I pulled back onto the road and moved on toward Jersey. Not so bad at that point. Moving right along. I need exit 8. There it is. OOOh, short exit, slam those brakes. Anyway…I follow my Google directions exactly. It takes me in a loop right back onto the freeway. That’s weird. I didn’t see a Radisson. I try again. Nope. That just isn’t working. Roomie to the rescue again. She goes right to the Radisson website and directs me. Suddenly I’m feeling we are very far from where we should be. She plugs it into mapquest.
“Oh, the map on the hotel site is wrong.”
Go figure. Such a surprise some dumb shit like that would happen tonight when things have been going so fucking smoothly.
She guides me back to the middle of nowhere (hey, most of NJ seems to be in the middle of nowhere) and I see the Radisson sign. Oh, I am sooo tired and relieved! It is almost over.
Cocky bitch.
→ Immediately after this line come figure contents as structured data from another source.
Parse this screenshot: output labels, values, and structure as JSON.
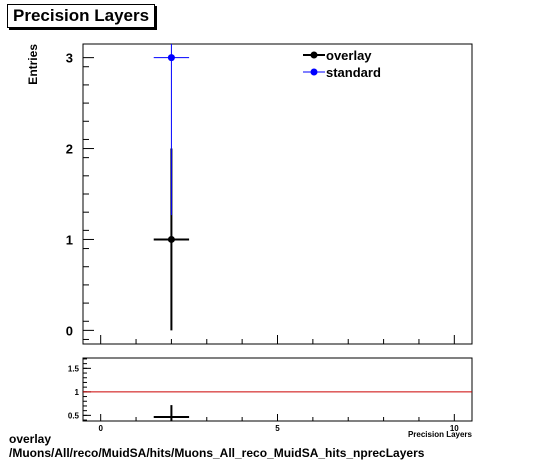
{
  "title": "Precision Layers",
  "footer": {
    "line1": "overlay",
    "line2": "/Muons/All/reco/MuidSA/hits/Muons_All_reco_MuidSA_hits_nprecLayers"
  },
  "chart_data": [
    {
      "type": "scatter",
      "title": "Precision Layers",
      "ylabel": "Entries",
      "xlabel": "Precision Layers",
      "xlim": [
        -0.5,
        10.5
      ],
      "ylim": [
        -0.15,
        3.15
      ],
      "xticks": [],
      "yticks": [
        0,
        1,
        2,
        3
      ],
      "legend_position": "top-right",
      "series": [
        {
          "name": "overlay",
          "color": "#000000",
          "points": [
            {
              "x": 2,
              "y": 1,
              "xerr": 0.5,
              "yerr": 1
            }
          ]
        },
        {
          "name": "standard",
          "color": "#0000ff",
          "points": [
            {
              "x": 2,
              "y": 3,
              "xerr": 0.5,
              "yerr": 1.732
            }
          ]
        }
      ]
    },
    {
      "type": "scatter",
      "xlabel": "Precision Layers",
      "xlim": [
        -0.5,
        10.5
      ],
      "ylim": [
        0.38,
        1.72
      ],
      "xticks": [
        0,
        5,
        10
      ],
      "yticks": [
        0.5,
        1,
        1.5
      ],
      "reference_line": {
        "y": 1,
        "color": "#cc0000"
      },
      "series": [
        {
          "name": "",
          "color": "#000000",
          "points": [
            {
              "x": 2,
              "y": 0.333,
              "xerr": 0.5,
              "yerr": 0.385
            }
          ]
        }
      ]
    }
  ]
}
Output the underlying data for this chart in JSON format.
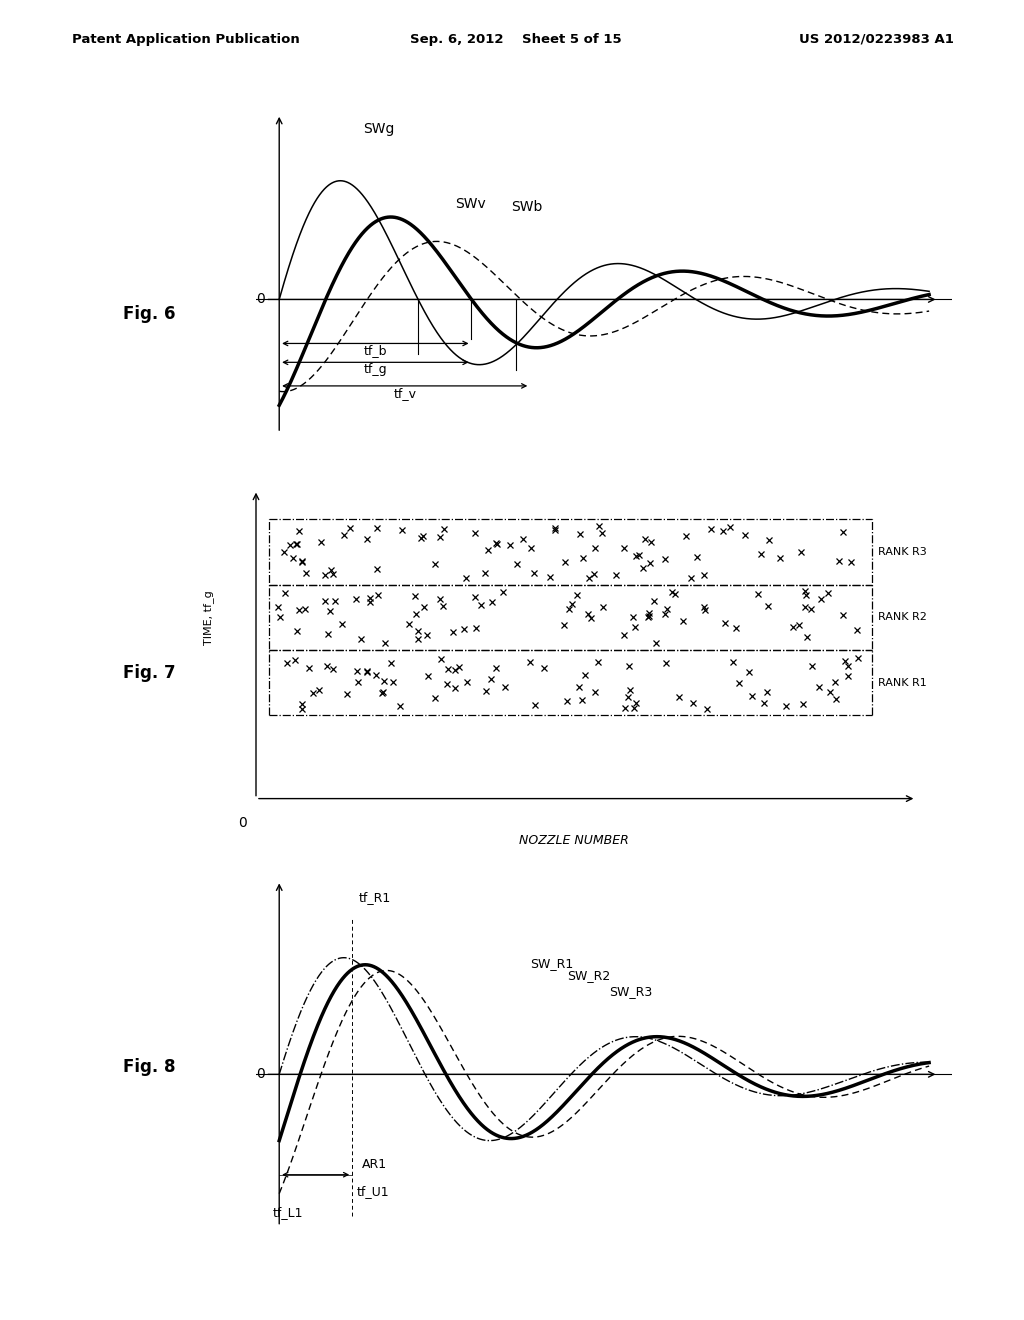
{
  "header_left": "Patent Application Publication",
  "header_mid": "Sep. 6, 2012    Sheet 5 of 15",
  "header_right": "US 2012/0223983 A1",
  "bg_color": "#ffffff",
  "text_color": "#000000",
  "fig6_label": "Fig. 6",
  "fig7_label": "Fig. 7",
  "fig8_label": "Fig. 8",
  "fig6_swg_label": "SWg",
  "fig6_swv_label": "SWv",
  "fig6_swb_label": "SWb",
  "fig6_tf_b": "tf_b",
  "fig6_tf_g": "tf_g",
  "fig6_tf_v": "tf_v",
  "fig7_ylabel": "TIME, tf_g",
  "fig7_xlabel": "NOZZLE NUMBER",
  "fig7_rank3": "RANK R3",
  "fig7_rank2": "RANK R2",
  "fig7_rank1": "RANK R1",
  "fig8_tfR1": "tf_R1",
  "fig8_SWR1": "SW_R1",
  "fig8_SWR2": "SW_R2",
  "fig8_SWR3": "SW_R3",
  "fig8_AR1": "AR1",
  "fig8_tfU1": "tf_U1",
  "fig8_tfL1": "tf_L1"
}
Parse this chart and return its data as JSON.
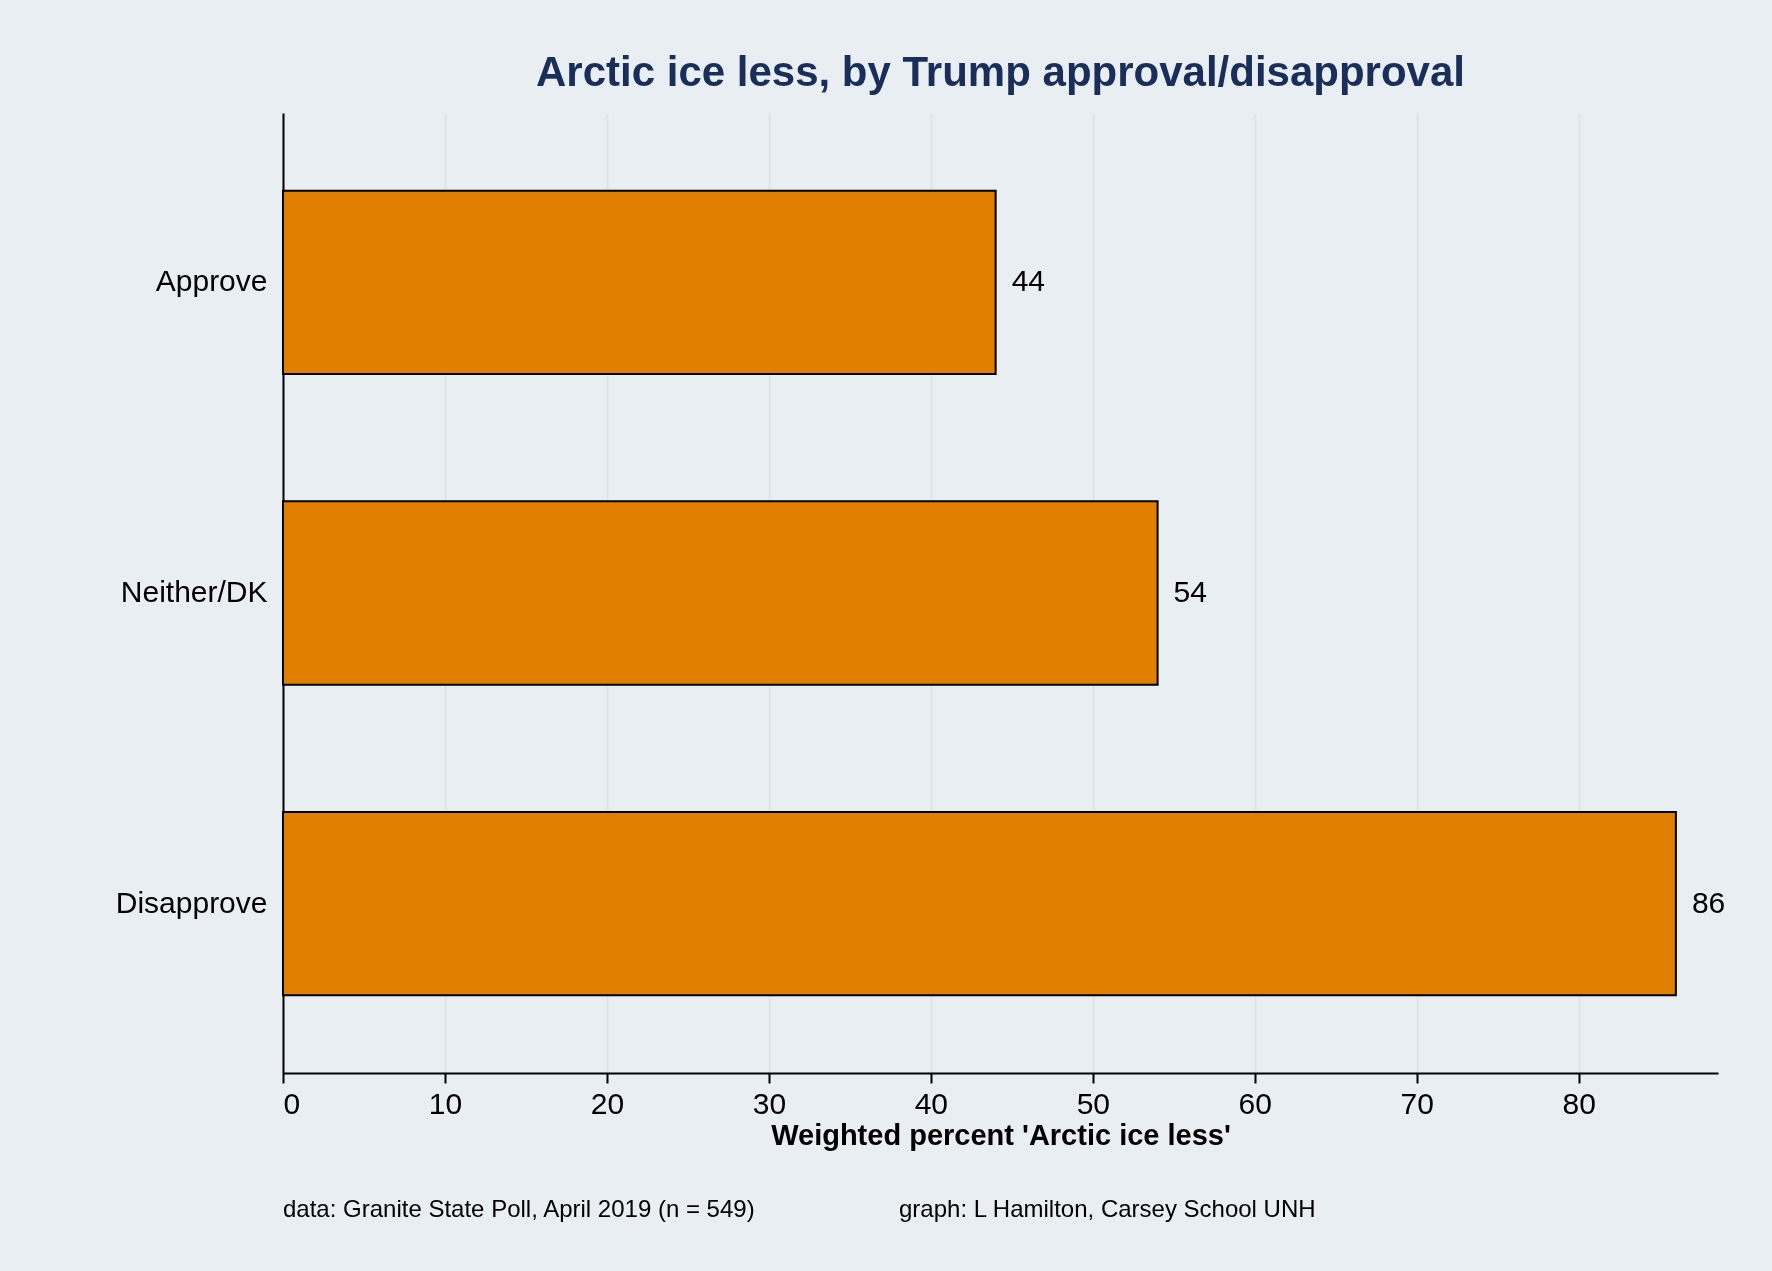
{
  "chart_data": {
    "type": "bar",
    "orientation": "horizontal",
    "title": "Arctic ice less, by Trump approval/disapproval",
    "categories": [
      "Approve",
      "Neither/DK",
      "Disapprove"
    ],
    "values": [
      44,
      54,
      86
    ],
    "color": "#e07f00",
    "data_labels": true,
    "xlabel": "Weighted percent 'Arctic ice less'",
    "xlim": [
      0,
      88.6
    ],
    "xticks": [
      0,
      10,
      20,
      30,
      40,
      50,
      60,
      70,
      80
    ],
    "grid": "x",
    "annotations": [
      "data:  Granite State Poll, April 2019  (n = 549)",
      "graph:  L Hamilton, Carsey School UNH"
    ]
  }
}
You’ll see…
Guy at the desk is weird. I mean weeeiiird. He tells me he sent out 2000 emails today and people are starting to write back but he doesn’t want to tell them too much about himself. I am not sure what this random, completely non-sequiturish comment means, and I send out major body language vibes: I don’t want to know.
He tries to show me what he emailed – god I hope he’s not going to try to multilevel market me or some bullshit like that cause right now I am so tired and frustrated I will likely drag him over the counter. He senses my simmering rage and says, “Oh you’re tired. I’m sure you want to just get to your room.” I force a smile to ackowledge his remarkable insight into my person at that moment.
He gives me key card. I pray, “Don’t be last room down long hallway. My foot hurts!”
I open the door with great expectations. What’s that smell? Paint? The bed is turned up on its side, leaning against the wall, trash on the floor. Clearly my planets are not just bad today. They have collided.
I hobble my way back down the hall, into the elevator, back down the hall into the lobby.
“I think you have made a mistake. That room is under construction.”
Weirdness fumbles about and gets me another room – then redeems himself by lugging my stuff up to the third floor to help me, even though, he explains, “There is no one else at the desk and if the phone rings, oh well.”
I didn’t care. Get me to my room.
Now we are in the present. I am in my very average room. But it has a sleep number bed and that is promising. Oh shit. Cocky again. I hope the thing doesn’t electrocute me.